Get Fit Fast In Your Swimming Pool At Home
March 1, 2017
Ditch the Gym for a Workout in Your Pool
Summer is here and it’s time to get bikini ready!
Rather than hitting the gym to work up a sweat, why not take advantage of your swimming pool for a refreshing and energising workout at home.
Swimming laps is a great way to burn fat while toning your muscles and provides a full body workout. Plus it’s a low impact sport so there’s less chance of injury to your shins and knees.
A workout in your backyard swimming pool also means no busy gyms to contend with or loud music – it’s just you and the water.
So where do you start?
It’s not just about swimming laps of freestyle – you can incorporate flippers and a kickboard which is a great way to burn calories and tone your legs and butt. If you have a smaller swimming pool, hold onto the edge of the pool with your arms and body stretched out and kick your legs. You could try speed intervals or different kick strokes such as butterfly or backstroke to mix it up.
If you’re a beginner swimmer start with the basics – leisurely swimming either freestyle or breaststroke still provides a great overall workout. A kickboard and flippers will come in handy to help with buoyancy.
Incorporate some water aerobics into your workout including wading and on the spot jogging (be careful of slipping if your swimming pool is tiled!)
Sidestroke is another great way for beginners to work out in the pool. Lie on one side with your lower arm extended with your ear resting on your arm, and your other arm stretched in the other direction along your body. Hold on to a kickboard with your top hand and kick either butterfly or freestyle kicks.
For more advanced swimmers, swim at a moderate to hard intensity for ten laps, making sure to breathe every three strokes. Rest for one minute and then repeat.
Top tips to be a better swimmer
- Focus on form: When swimming freestyle, it’s important to keep your head in the water and look at the bottom of the pool, otherwise your legs and hips will drop. Try not to roll your body too far either side when taking a breath.

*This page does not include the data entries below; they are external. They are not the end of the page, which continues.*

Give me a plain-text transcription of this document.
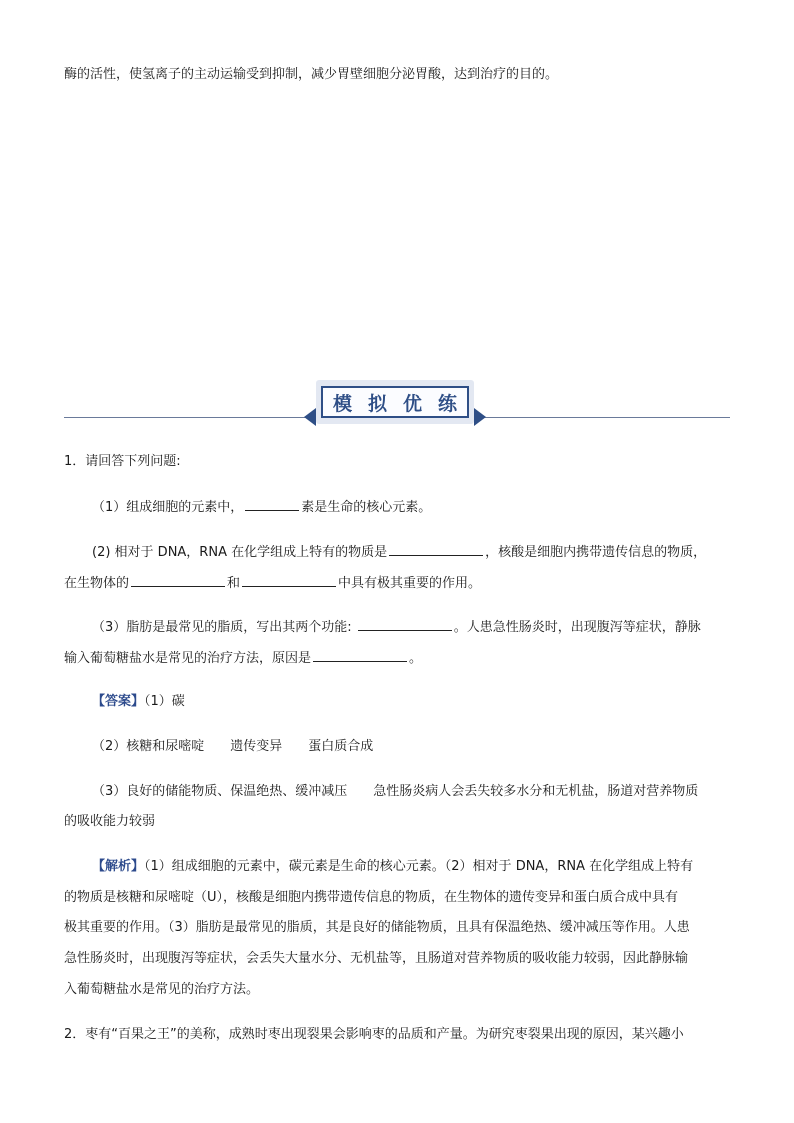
酶的活性，使氢离子的主动运输受到抑制，减少胃壁细胞分泌胃酸，达到治疗的目的。
模 拟 优 练
1．请回答下列问题:
（1）组成细胞的元素中，	素是生命的核心元素。
(2) 相对于 DNA，RNA 在化学组成上特有的物质是	，核酸是细胞内携带遗传信息的物质，
在生物体的	和	中具有极其重要的作用。
（3）脂肪是最常见的脂质，写出其两个功能:	。人患急性肠炎时，出现腹泻等症状，静脉
输入葡萄糖盐水是常见的治疗方法，原因是	。
【答案】（1）碳
（2）核糖和尿嘧啶 遗传变异 蛋白质合成
（3）良好的储能物质、保温绝热、缓冲减压 急性肠炎病人会丢失较多水分和无机盐，肠道对营养物质
的吸收能力较弱
【解析】（1）组成细胞的元素中，碳元素是生命的核心元素。（2）相对于 DNA，RNA 在化学组成上特有
的物质是核糖和尿嘧啶（U），核酸是细胞内携带遗传信息的物质，在生物体的遗传变异和蛋白质合成中具有
极其重要的作用。（3）脂肪是最常见的脂质，其是良好的储能物质，且具有保温绝热、缓冲减压等作用。人患
急性肠炎时，出现腹泻等症状，会丢失大量水分、无机盐等，且肠道对营养物质的吸收能力较弱，因此静脉输
入葡萄糖盐水是常见的治疗方法。
2．枣有“百果之王”的美称，成熟时枣出现裂果会影响枣的品质和产量。为研究枣裂果出现的原因，某兴趣小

- Breathe better: Try to focus on ‘bilateral’ breathing, or alternate breathing on the right and left sides every three strokes.
- Roll with it: Avoid lifting your whole head to breathe. Instead, roll your body on one side so that your ear is still in the water and the corner of your mouth at the surface.
- Practice: If you’re not a confident swimmer practice by kicking in the shallow end of the pool. Using flippers will give you extra power.